Article 13 Liability

13.1 – Websade is not liable for damage that the Client suffers, if and insofar as that damage is the direct result of conscious or unconscious recklessness of managers of Websade.
13.2 – The total liability of Websade will in all cases be limited to compensation of the lease costs paid by the client to Websade during the period of the damage incurred, whereby the total amount to be paid by Websade to the Client under any undo obligations and compensation for damage will never amount to more than the maximum amount of the price stipulated for that agreement (excluding VAT).
13.3 – Websade is not liable for damage.
13.4 – Websade is not liable for damage caused by incorrect descriptions, prices, opening hours, delivery areas, promotions, discounts, discount codes and savings cards, et cetera. Changes requested by Client must be checked by Client after implementation by Websade.

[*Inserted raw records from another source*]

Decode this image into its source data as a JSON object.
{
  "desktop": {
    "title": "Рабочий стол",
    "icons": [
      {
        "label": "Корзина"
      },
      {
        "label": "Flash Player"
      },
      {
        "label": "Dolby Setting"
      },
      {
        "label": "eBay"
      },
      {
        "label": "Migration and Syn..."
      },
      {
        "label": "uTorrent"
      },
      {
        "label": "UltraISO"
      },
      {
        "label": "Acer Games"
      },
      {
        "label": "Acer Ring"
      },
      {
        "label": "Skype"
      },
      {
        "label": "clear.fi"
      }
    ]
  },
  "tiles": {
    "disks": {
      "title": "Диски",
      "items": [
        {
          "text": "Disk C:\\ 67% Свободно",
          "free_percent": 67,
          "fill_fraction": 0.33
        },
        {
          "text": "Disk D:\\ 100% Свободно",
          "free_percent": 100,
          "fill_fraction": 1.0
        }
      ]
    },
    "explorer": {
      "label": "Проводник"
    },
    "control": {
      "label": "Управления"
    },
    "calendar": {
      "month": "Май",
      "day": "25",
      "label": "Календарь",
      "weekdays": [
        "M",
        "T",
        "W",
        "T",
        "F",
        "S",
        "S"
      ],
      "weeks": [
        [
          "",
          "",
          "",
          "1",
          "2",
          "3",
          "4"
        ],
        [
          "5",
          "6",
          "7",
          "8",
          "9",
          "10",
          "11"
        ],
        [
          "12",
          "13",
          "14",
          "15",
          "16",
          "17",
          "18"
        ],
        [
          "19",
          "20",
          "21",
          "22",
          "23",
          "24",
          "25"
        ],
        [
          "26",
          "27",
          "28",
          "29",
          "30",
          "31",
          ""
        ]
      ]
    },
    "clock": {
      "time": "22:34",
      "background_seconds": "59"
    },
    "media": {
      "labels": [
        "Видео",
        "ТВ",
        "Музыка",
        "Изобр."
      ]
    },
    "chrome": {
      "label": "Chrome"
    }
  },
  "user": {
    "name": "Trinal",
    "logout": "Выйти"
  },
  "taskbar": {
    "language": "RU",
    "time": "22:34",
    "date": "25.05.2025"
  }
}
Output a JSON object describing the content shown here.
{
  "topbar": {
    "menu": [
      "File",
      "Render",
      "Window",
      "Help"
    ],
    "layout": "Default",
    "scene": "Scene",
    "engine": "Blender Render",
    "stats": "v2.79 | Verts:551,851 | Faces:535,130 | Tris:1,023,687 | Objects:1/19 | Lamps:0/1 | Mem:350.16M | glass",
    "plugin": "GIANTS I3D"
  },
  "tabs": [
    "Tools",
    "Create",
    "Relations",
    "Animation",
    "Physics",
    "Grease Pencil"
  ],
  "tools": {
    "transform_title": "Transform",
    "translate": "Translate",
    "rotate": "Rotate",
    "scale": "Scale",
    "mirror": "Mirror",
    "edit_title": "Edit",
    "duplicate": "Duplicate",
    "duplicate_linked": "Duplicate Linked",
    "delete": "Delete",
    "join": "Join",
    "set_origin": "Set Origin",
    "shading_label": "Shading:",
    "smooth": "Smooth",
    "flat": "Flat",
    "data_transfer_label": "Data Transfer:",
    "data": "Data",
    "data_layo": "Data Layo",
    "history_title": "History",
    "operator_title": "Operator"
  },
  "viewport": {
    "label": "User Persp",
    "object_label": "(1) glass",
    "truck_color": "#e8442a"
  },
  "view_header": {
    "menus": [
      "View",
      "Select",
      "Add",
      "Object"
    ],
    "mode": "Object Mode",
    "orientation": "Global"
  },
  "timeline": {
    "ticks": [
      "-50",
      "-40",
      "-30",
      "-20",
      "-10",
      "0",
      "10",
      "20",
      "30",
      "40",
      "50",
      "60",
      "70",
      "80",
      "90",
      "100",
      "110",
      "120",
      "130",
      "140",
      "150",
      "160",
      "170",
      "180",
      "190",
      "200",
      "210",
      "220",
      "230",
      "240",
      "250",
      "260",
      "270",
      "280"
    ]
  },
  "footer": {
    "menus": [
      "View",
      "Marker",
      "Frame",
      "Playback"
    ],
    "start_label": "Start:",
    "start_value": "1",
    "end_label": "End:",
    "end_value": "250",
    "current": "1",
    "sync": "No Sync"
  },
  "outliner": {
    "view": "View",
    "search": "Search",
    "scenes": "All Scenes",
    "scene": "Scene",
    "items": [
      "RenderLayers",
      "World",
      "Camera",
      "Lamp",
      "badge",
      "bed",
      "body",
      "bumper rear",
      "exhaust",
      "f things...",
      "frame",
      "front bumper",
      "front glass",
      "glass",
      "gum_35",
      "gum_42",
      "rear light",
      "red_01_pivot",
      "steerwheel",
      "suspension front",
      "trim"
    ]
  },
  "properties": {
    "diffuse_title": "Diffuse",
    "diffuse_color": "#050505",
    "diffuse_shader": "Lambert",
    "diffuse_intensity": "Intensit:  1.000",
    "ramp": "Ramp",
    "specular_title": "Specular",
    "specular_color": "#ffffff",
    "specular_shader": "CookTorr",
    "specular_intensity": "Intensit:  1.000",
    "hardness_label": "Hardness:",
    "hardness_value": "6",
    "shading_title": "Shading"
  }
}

Article 14 Third-party data

14.1 – If the Client wishes a link with a third party, Websade and/or third party have the right to store these orders on their servers.
14.2 – If Client enters an order manually, Websade and/or third party have the right to store this order on their server. 

14.3 – Websade stores the data of Client’s clients in a client file. This client file is used by Websade for administrative and technical matters.

Article 15 Intellectual property

15.1 – Websade  has the right to use the name, logo and intellectual property of Client for the development of the website.
15.2 – Client guarantees to Websade that Client is fully entitled and authorized to use the copyrighted work supplied by him and have it used by Websade .
15.3 – The Client guarantees that the publication of the illustration(s) supplied by it does not infringe the copyright or any other right of a third party and, insofar as the illustrations consist of one or more portraits, that the consent of the person(s) portrayed, to the extent required by law. If the Client has not obtained the necessary permission from a third party, the Client will report this in writing upon delivery to Websade and he undertakes to report the facts that may be important to assess whether permission is still required.
15.4 – Client is responsible for any claim by a third party against Client and/or Websade regarding the content of the work, based on copyright infringement.

Article 16 Domain name

16.1- Websade chooses to have the registration of a domain name through Websade and Websade remains the rightful owner and holder of the domain name at all times during the annual subscription. Websade may manage the domain name for technical, administrative and commercial reasons with the Client’s consent.
16.2- With all website packages except the package ‘Personal Basic’, a domain name is included in the price, the requested domain name must be available and also of commercial importance for Websade. If a domain name exceeds the price of 20 € per year, the client is responsible to pay the extra costs for the domain name.

Artickel 17 Customer Obligations

17.1 – Clients are responsible for submitting the text, images and any other digital files requested to be shown in their website. Websade cannot be held liable for any mistakes in text, images or any other digital files onces provided by the client.

17.2 – Clients are responsible for ensuring the information given falls under copryight protection as mentioned in article 15.3.

17.3 – If client fails to provide the correct information, or if Websade is requested by te client to make any changes regarding the text, images or any other files an additional 25€ per hour will be charged. 


Article 18 Disputes and applicable law

18.1 – An agreement concluded with Websade is exclusively governed by Dutch law. Foreign laws and treaties including the United Nations Convention on Contracts for the International Sale of Goods of April 11, 1980 (Vienna Sales Convention) are excluded.
18.2 – Any disputes relating to this agreement or arising from this agreement will be settled in the first instance by the competent court in the district where Websade is located at the time of the conclusion of this agreement.